Hillary did a Jewish voice during her interview on Jon Stewart’s show. Kind of a standard Protestant-tries-Jewish thing, with the rising inflection: “Such a recent conflict?” You could throw in “yet.” Hillary prefaced the line by noting that the speaker was somebody in the audience at Hebrew University. Then the line, the inflection. It's a small jolt, actually. I can't remember the last time I heard a secretary of state do a Jewish voice.
A few years ago people landed on Hillary for talking Southern at some public event in or near Arkansas. They said she would fake anything. Not really. I think she's like a lot of us: she likes doing voices. I expect there're a lot of book-learned nerds who have listened to Monty Python records or The Goon Show and decided they had a flair for this stuff. We're not good at dancing, and we have to do something acrobatic, and our mouths are about as physical as we can get.
President Obama is another voice-doer, but with better skill. He's by way of being an athlete, what with the basketball, and more at home with the instrument. He's in touch with his body, pretty much. Hillary and I really aren't. We're more the common flock of strivers, entertaining ourselves and hoping some of it works. You'll see us at parties, possibly doing a good enough business in a stray corner. The other night you could see one on The Daily Show.
Hillary shouldn't do voices, or at least not often. When discussing Israel, she should get in the phrase, “Israel is absolutely right” (about not sitting by while missiles are shot at them), and when Stewart talks about the implications of certain U.S. behavior, she ought to say, regretfully, “Well, Jon, I don't agree with that for a couple of reasons.” She should nod her dainty profile in a full sickle of an arc, so that the nod continues all the way to her clavicle. She should do this over and over, throw it in like a tic. While she's doing it, her gaze should never break; her eyes should stay on the other speaker.
She does all of this and seems happy doing it. Hillary is not a tortured automaton-nerd like Al Gore. She isn't trying to pass, to fake her way into normalcy. At times she doesn't make sense, but it's okay. Talking about America's mission, what we're here for: reason tunes out and people sign on for a few minutes of limbo, the happy time. Hillary says that America's mission depends on the State Department sending out Lou Reed to make an impression on Vaclav Havel, but the State Department never sent out Lou Reed. His music got where it was going all on its own.

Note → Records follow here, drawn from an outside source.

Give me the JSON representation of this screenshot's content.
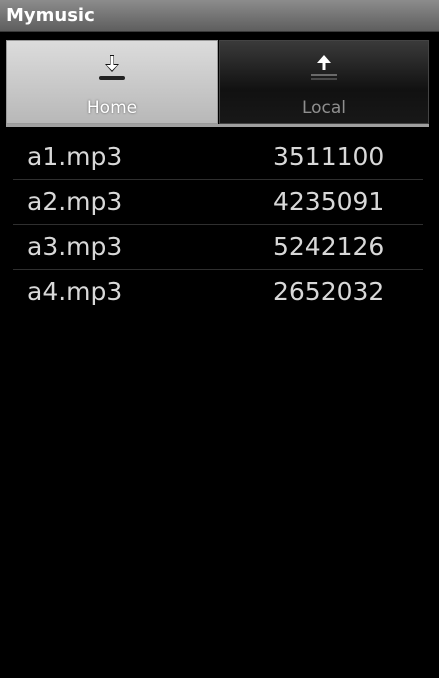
{
  "app": {
    "title": "Mymusic"
  },
  "tabs": [
    {
      "label": "Home",
      "icon": "download-icon",
      "selected": true
    },
    {
      "label": "Local",
      "icon": "upload-icon",
      "selected": false
    }
  ],
  "files": [
    {
      "name": "a1.mp3",
      "size": "3511100"
    },
    {
      "name": "a2.mp3",
      "size": "4235091"
    },
    {
      "name": "a3.mp3",
      "size": "5242126"
    },
    {
      "name": "a4.mp3",
      "size": "2652032"
    }
  ],
  "colors": {
    "background": "#000000",
    "titlebar": "#6e6e6e",
    "selected_tab": "#c8c8c8",
    "unselected_tab": "#1a1a1a",
    "text": "#d8d8d8"
  }
}
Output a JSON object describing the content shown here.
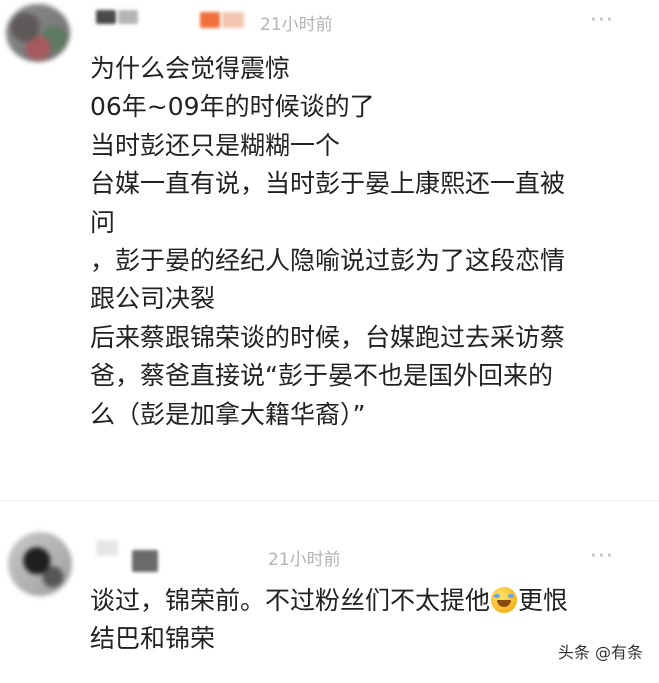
{
  "comments": [
    {
      "time": "21小时前",
      "more": "···",
      "lines": [
        "为什么会觉得震惊",
        "06年~09年的时候谈的了",
        "当时彭还只是糊糊一个",
        "台媒一直有说，当时彭于晏上康熙还一直被",
        "问",
        "，彭于晏的经纪人隐喻说过彭为了这段恋情",
        "跟公司决裂",
        "后来蔡跟锦荣谈的时候，台媒跑过去采访蔡",
        "爸，蔡爸直接说“彭于晏不也是国外回来的",
        "么（彭是加拿大籍华裔）”"
      ]
    },
    {
      "time": "21小时前",
      "more": "···",
      "line1_before_emoji": "谈过，锦荣前。不过粉丝们不太提他",
      "emoji": "rolling-on-floor-laughing-emoji",
      "line1_after_emoji": "更恨",
      "line2": "结巴和锦荣"
    }
  ],
  "watermark": "头条 @有条"
}
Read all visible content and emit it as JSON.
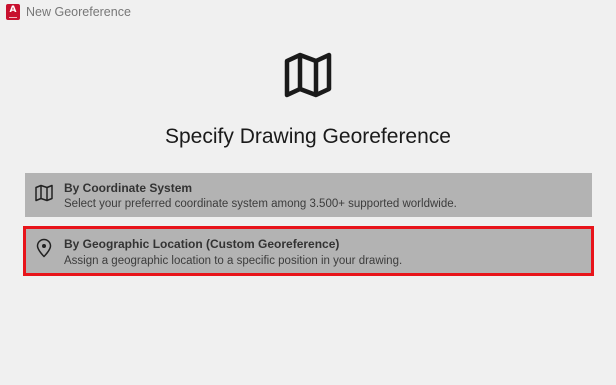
{
  "window": {
    "title": "New Georeference",
    "app_icon_letter": "A",
    "app_icon_color": "#c8102e"
  },
  "main": {
    "hero_icon": "map-icon",
    "heading": "Specify Drawing Georeference",
    "options": [
      {
        "icon": "map-icon",
        "title": "By Coordinate System",
        "description": "Select your preferred coordinate system among 3.500+ supported worldwide.",
        "highlighted": false
      },
      {
        "icon": "location-pin-icon",
        "title": "By Geographic Location (Custom Georeference)",
        "description": "Assign a geographic location to a specific position in your drawing.",
        "highlighted": true
      }
    ]
  },
  "colors": {
    "background": "#f0f0f0",
    "option_background": "#b3b3b3",
    "highlight_border": "#e8141a"
  }
}
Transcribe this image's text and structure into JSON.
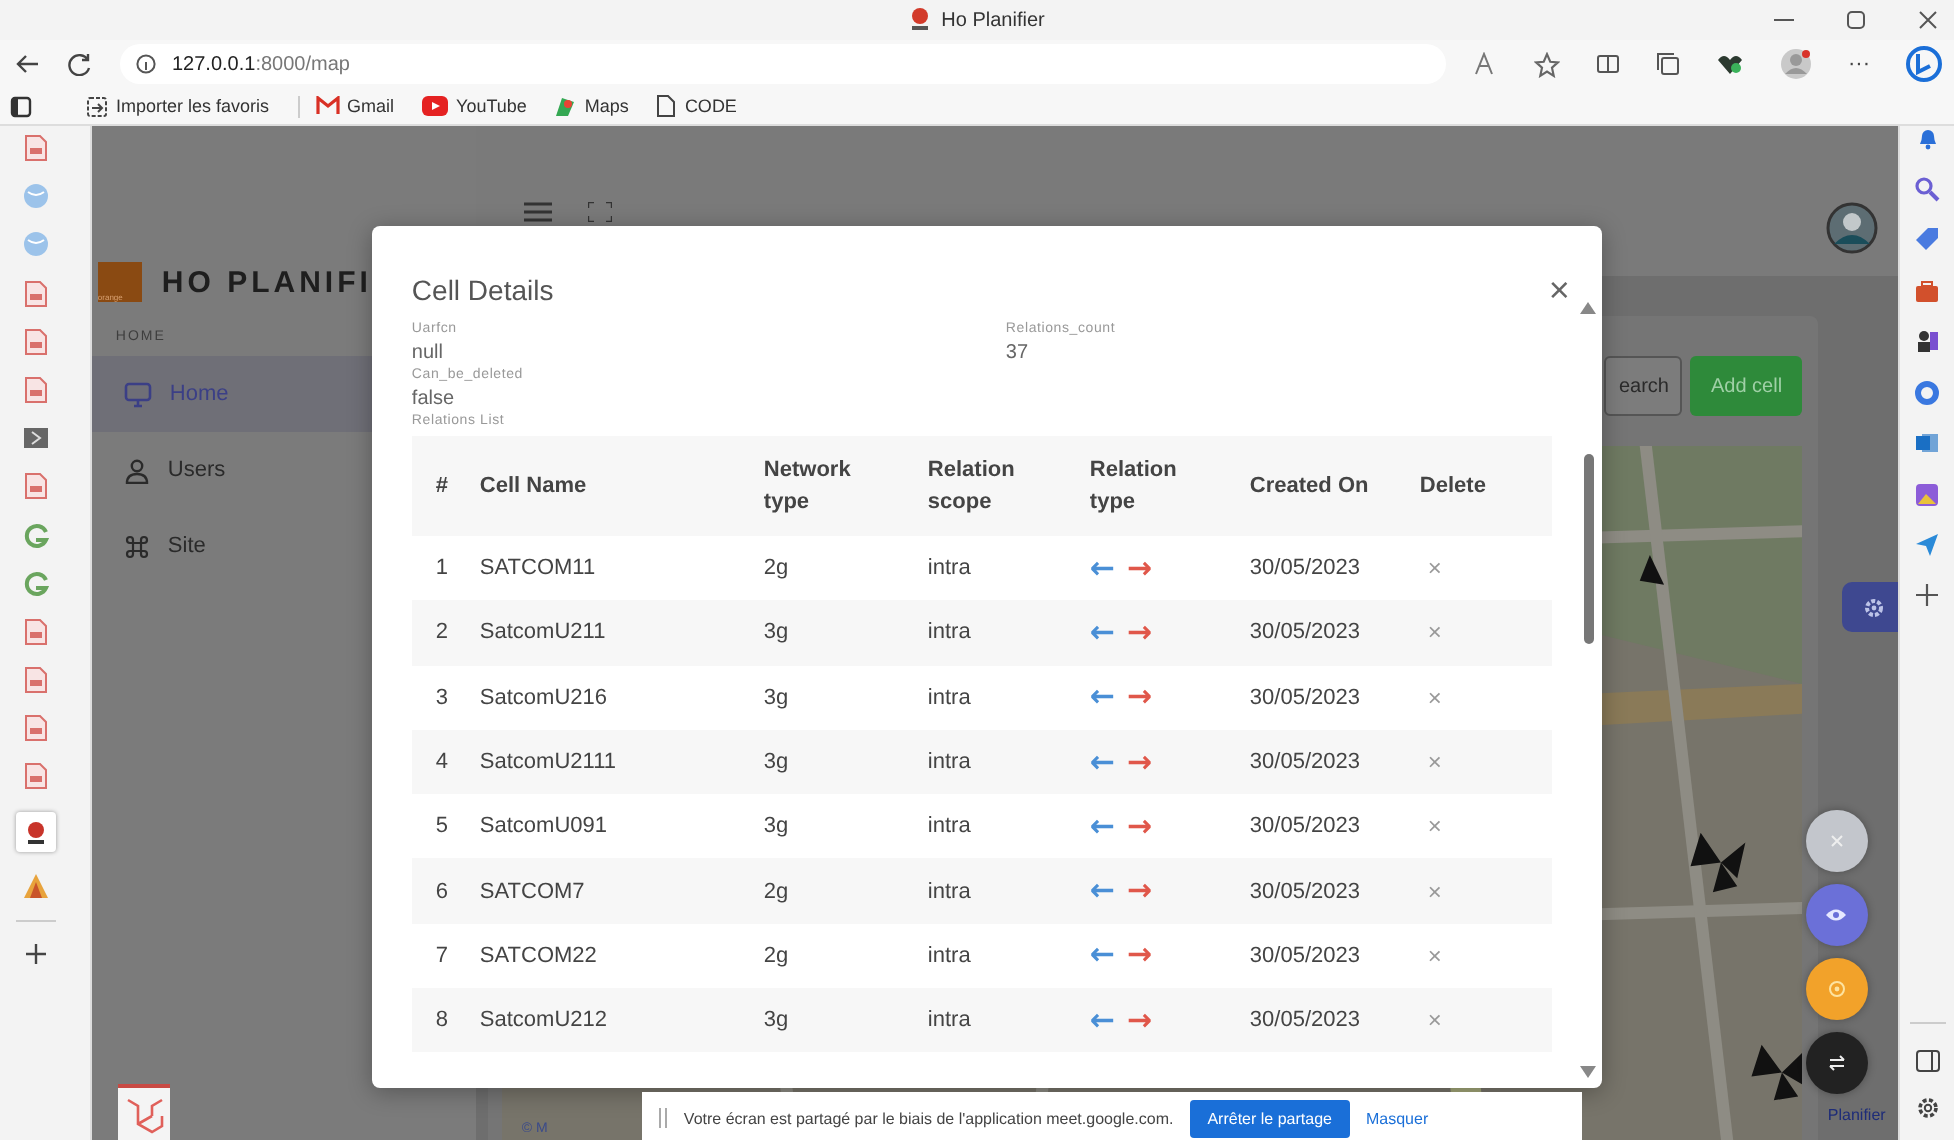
{
  "browser": {
    "title": "Ho Planifier",
    "url_host": "127.0.0.1",
    "url_path": ":8000/map",
    "more": "···",
    "bookmarks": [
      {
        "label": "Importer les favoris",
        "kind": "import"
      },
      {
        "label": "Gmail",
        "kind": "mail"
      },
      {
        "label": "YouTube",
        "kind": "video"
      },
      {
        "label": "Maps",
        "kind": "map"
      },
      {
        "label": "CODE",
        "kind": "page"
      }
    ]
  },
  "app": {
    "logo_text": "orange",
    "brand": "HO PLANIFI",
    "sidebar": {
      "section": "HOME",
      "items": [
        {
          "label": "Home",
          "kind": "monitor",
          "selected": true
        },
        {
          "label": "Users",
          "kind": "user",
          "selected": false
        },
        {
          "label": "Site",
          "kind": "command",
          "selected": false
        }
      ]
    },
    "toolbar": {
      "search_button": "earch",
      "add_button": "Add cell"
    },
    "map_attribution": "© M",
    "footer_text": "Planifier"
  },
  "modal": {
    "title": "Cell Details",
    "close": "×",
    "fields": [
      {
        "label": "Uarfcn",
        "value": "null"
      },
      {
        "label": "Relations_count",
        "value": "37"
      },
      {
        "label": "Can_be_deleted",
        "value": "false"
      }
    ],
    "list_label": "Relations List",
    "columns": [
      "#",
      "Cell Name",
      "Network type",
      "Relation scope",
      "Relation type",
      "Created On",
      "Delete"
    ],
    "rows": [
      {
        "n": "1",
        "cell_name": "SATCOM11",
        "network_type": "2g",
        "scope": "intra",
        "relation_type": [
          {
            "glyph": "←",
            "color": "#4a8fd6"
          },
          {
            "glyph": "→",
            "color": "#e0574a"
          }
        ],
        "created_on": "30/05/2023",
        "delete": "×"
      },
      {
        "n": "2",
        "cell_name": "SatcomU211",
        "network_type": "3g",
        "scope": "intra",
        "relation_type": [
          {
            "glyph": "←",
            "color": "#4a8fd6"
          },
          {
            "glyph": "→",
            "color": "#e0574a"
          }
        ],
        "created_on": "30/05/2023",
        "delete": "×"
      },
      {
        "n": "3",
        "cell_name": "SatcomU216",
        "network_type": "3g",
        "scope": "intra",
        "relation_type": [
          {
            "glyph": "←",
            "color": "#4a8fd6"
          },
          {
            "glyph": "→",
            "color": "#e0574a"
          }
        ],
        "created_on": "30/05/2023",
        "delete": "×"
      },
      {
        "n": "4",
        "cell_name": "SatcomU2111",
        "network_type": "3g",
        "scope": "intra",
        "relation_type": [
          {
            "glyph": "←",
            "color": "#4a8fd6"
          },
          {
            "glyph": "→",
            "color": "#e0574a"
          }
        ],
        "created_on": "30/05/2023",
        "delete": "×"
      },
      {
        "n": "5",
        "cell_name": "SatcomU091",
        "network_type": "3g",
        "scope": "intra",
        "relation_type": [
          {
            "glyph": "←",
            "color": "#4a8fd6"
          },
          {
            "glyph": "→",
            "color": "#e0574a"
          }
        ],
        "created_on": "30/05/2023",
        "delete": "×"
      },
      {
        "n": "6",
        "cell_name": "SATCOM7",
        "network_type": "2g",
        "scope": "intra",
        "relation_type": [
          {
            "glyph": "←",
            "color": "#4a8fd6"
          },
          {
            "glyph": "→",
            "color": "#e0574a"
          }
        ],
        "created_on": "30/05/2023",
        "delete": "×"
      },
      {
        "n": "7",
        "cell_name": "SATCOM22",
        "network_type": "2g",
        "scope": "intra",
        "relation_type": [
          {
            "glyph": "←",
            "color": "#4a8fd6"
          },
          {
            "glyph": "→",
            "color": "#e0574a"
          }
        ],
        "created_on": "30/05/2023",
        "delete": "×"
      },
      {
        "n": "8",
        "cell_name": "SatcomU212",
        "network_type": "3g",
        "scope": "intra",
        "relation_type": [
          {
            "glyph": "←",
            "color": "#4a8fd6"
          },
          {
            "glyph": "→",
            "color": "#e0574a"
          }
        ],
        "created_on": "30/05/2023",
        "delete": "×"
      }
    ]
  },
  "share_bar": {
    "message": "Votre écran est partagé par le biais de l'application meet.google.com.",
    "stop_button": "Arrêter le partage",
    "hide_link": "Masquer"
  }
}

“We have not been telling our story very well,” she says. “We do have a great story. We are not perfect by any means, but we do have a great story about human freedom, human rights, human opportunity. And let's get back to telling it—to ourselves, first and foremost, and believing it about ourselves—and then taking it to the world. That's what we should be standing up for.” Rhetorically, this bit is the centerpiece of her Stewart appearance, and it's clever. This thing about the “story” is so vague that it can take in redressing the balance with Wall Street. In practice, though, all Hillary has in mind is for America to mount a p.r. campaign for itself, like we did during the Cold War. And she says she wants to tackle “a very difficult situation in our executive branch. I think if President Obama were here, he'd be the first to say it hasn't kept up with the times. We don't have the agility or flexibility or technology.” She doesn't finish the sentence, because why bother?